Selon le ministre de l’Intérieur, 66.000 "policiers, gendarmes, forces de sécurité" ont été mobilisés samedi 1er décembre partout en France. "C’est la quasi-totalité de ce que nous pouvons mobiliser" a ajouté Christophe Castaner sur TF1 samedi soir, laissant entendre que l’Etat n’avait plus d’hommes en réserve pour faire face à un mouvement plus important ou plus virulent.
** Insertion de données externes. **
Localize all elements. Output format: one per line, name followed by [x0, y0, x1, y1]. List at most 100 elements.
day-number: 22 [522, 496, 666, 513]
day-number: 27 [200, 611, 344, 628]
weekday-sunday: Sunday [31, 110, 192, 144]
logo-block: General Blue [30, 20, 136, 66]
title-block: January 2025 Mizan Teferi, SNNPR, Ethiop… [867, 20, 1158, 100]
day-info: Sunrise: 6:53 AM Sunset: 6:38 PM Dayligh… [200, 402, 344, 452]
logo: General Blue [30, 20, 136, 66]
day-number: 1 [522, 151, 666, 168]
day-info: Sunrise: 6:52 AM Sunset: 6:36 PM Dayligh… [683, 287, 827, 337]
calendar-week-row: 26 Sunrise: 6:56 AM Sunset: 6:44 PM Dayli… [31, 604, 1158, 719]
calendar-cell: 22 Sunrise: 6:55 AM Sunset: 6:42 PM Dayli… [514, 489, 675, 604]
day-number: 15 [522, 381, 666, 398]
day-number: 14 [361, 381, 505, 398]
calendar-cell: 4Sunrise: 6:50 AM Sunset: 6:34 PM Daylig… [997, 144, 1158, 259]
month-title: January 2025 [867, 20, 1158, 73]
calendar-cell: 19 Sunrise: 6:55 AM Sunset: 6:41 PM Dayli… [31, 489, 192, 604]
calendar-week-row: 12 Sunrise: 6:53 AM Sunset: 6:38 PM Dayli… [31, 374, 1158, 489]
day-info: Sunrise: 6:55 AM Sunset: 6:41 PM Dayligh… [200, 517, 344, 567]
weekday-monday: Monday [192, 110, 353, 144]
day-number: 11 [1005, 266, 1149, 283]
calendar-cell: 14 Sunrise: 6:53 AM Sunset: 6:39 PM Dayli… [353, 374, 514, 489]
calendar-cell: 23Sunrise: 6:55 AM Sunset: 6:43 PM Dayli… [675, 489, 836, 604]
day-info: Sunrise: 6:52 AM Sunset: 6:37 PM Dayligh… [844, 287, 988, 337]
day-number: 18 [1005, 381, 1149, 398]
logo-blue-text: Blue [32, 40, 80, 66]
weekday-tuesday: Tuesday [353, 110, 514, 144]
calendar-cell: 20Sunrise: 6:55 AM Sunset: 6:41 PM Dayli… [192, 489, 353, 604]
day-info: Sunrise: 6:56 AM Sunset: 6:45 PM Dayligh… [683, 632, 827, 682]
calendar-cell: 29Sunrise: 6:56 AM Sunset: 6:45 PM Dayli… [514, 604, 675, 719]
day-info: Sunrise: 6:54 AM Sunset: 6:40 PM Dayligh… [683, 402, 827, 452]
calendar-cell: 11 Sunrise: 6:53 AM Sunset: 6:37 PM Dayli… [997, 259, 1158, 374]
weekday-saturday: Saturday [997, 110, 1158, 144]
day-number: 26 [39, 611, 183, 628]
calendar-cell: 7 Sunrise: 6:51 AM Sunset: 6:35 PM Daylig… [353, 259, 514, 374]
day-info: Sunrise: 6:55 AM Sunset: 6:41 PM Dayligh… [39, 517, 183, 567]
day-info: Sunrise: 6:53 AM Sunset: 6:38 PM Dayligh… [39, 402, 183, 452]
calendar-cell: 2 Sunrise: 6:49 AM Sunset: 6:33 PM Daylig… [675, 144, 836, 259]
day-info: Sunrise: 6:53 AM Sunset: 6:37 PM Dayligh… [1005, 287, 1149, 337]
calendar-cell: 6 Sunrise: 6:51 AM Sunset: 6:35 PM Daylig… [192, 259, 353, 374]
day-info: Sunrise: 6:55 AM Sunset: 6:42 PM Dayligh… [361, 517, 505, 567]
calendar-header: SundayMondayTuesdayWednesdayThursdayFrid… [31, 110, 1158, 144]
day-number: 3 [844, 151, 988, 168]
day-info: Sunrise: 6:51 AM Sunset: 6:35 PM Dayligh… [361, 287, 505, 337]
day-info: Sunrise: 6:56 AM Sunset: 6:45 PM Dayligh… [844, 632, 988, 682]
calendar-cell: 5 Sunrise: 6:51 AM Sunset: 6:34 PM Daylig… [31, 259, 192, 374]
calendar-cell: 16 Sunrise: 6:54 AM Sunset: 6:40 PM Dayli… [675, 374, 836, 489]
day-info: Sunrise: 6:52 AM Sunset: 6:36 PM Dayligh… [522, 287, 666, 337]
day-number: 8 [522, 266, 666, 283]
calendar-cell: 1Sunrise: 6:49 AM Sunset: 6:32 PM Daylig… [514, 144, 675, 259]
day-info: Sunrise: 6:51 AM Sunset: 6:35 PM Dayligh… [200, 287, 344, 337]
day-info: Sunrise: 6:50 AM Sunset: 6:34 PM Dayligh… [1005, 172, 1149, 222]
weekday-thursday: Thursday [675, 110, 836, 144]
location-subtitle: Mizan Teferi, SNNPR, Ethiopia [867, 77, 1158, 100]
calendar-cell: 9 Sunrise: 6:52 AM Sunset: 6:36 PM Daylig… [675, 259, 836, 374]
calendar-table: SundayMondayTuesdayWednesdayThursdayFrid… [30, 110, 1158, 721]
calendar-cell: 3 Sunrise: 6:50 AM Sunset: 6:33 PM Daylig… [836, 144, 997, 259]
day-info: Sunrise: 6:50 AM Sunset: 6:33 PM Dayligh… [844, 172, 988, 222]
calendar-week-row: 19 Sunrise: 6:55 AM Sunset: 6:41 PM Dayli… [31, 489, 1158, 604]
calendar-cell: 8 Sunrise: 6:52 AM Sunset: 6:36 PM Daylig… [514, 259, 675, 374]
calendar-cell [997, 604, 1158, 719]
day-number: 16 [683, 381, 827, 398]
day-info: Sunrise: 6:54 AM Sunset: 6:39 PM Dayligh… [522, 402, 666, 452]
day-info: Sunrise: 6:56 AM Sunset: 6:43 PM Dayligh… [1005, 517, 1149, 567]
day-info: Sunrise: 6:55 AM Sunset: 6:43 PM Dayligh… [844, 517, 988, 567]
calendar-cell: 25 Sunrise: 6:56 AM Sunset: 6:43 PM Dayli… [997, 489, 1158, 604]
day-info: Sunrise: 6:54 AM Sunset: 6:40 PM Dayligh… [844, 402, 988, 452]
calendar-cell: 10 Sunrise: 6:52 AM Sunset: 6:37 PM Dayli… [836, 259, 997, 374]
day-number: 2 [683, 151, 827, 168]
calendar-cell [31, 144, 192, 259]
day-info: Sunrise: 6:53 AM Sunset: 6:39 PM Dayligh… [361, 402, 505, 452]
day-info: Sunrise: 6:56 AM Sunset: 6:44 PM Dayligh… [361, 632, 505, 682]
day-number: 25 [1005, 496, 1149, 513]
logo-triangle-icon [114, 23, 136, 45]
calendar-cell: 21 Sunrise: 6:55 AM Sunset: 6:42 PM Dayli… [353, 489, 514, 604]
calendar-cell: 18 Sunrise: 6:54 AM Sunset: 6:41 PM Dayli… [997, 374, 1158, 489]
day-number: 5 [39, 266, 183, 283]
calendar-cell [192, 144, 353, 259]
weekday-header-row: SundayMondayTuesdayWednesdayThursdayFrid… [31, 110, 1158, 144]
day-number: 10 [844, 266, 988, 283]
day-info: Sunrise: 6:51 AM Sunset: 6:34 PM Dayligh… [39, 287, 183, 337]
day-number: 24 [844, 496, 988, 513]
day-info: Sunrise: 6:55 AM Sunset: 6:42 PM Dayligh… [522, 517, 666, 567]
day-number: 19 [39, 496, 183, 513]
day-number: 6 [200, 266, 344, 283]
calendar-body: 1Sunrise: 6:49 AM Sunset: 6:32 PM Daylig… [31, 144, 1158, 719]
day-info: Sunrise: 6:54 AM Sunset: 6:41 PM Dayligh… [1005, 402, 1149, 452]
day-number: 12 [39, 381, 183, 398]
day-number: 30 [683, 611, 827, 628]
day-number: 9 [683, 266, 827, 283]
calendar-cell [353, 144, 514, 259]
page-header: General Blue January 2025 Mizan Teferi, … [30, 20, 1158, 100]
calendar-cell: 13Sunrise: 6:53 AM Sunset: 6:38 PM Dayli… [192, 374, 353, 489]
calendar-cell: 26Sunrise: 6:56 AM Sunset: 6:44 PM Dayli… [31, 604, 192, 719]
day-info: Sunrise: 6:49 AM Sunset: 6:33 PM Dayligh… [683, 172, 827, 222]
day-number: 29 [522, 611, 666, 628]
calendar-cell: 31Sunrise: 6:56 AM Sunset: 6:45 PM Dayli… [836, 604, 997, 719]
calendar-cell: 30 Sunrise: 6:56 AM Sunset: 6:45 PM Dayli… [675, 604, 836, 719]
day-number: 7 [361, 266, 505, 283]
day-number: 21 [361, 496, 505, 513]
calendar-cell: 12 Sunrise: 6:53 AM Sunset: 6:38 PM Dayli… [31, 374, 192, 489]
Aussi, ces hommes mobilisés depuis quinze jours sont "fatigués" a constaté le ministre de l’Intérieur et plusieurs représentants syndicaux des forces de l'ordre sont montés au créneau pour dénoncer leurs conditions de travail : "Depuis dix jours, les forces CRS n'ont plus le temps de se reposer, des CRS dorment à peine quatre heures, d'autres n'ont même pas mangé hier, imaginez la situation", a raconté David Michaux, à la tête du pôle CRS d'Unsa-Police, sur Franceinfo

Lors de la réunion de crise convoquée ce dimanche au lendemain des heurts, le président de la République a demandé à ce qu’une réflexion soit menée par le ministre de l’intérieur pour l’adaptation du dispositif de maintien de l’ordre dans les temps à venir.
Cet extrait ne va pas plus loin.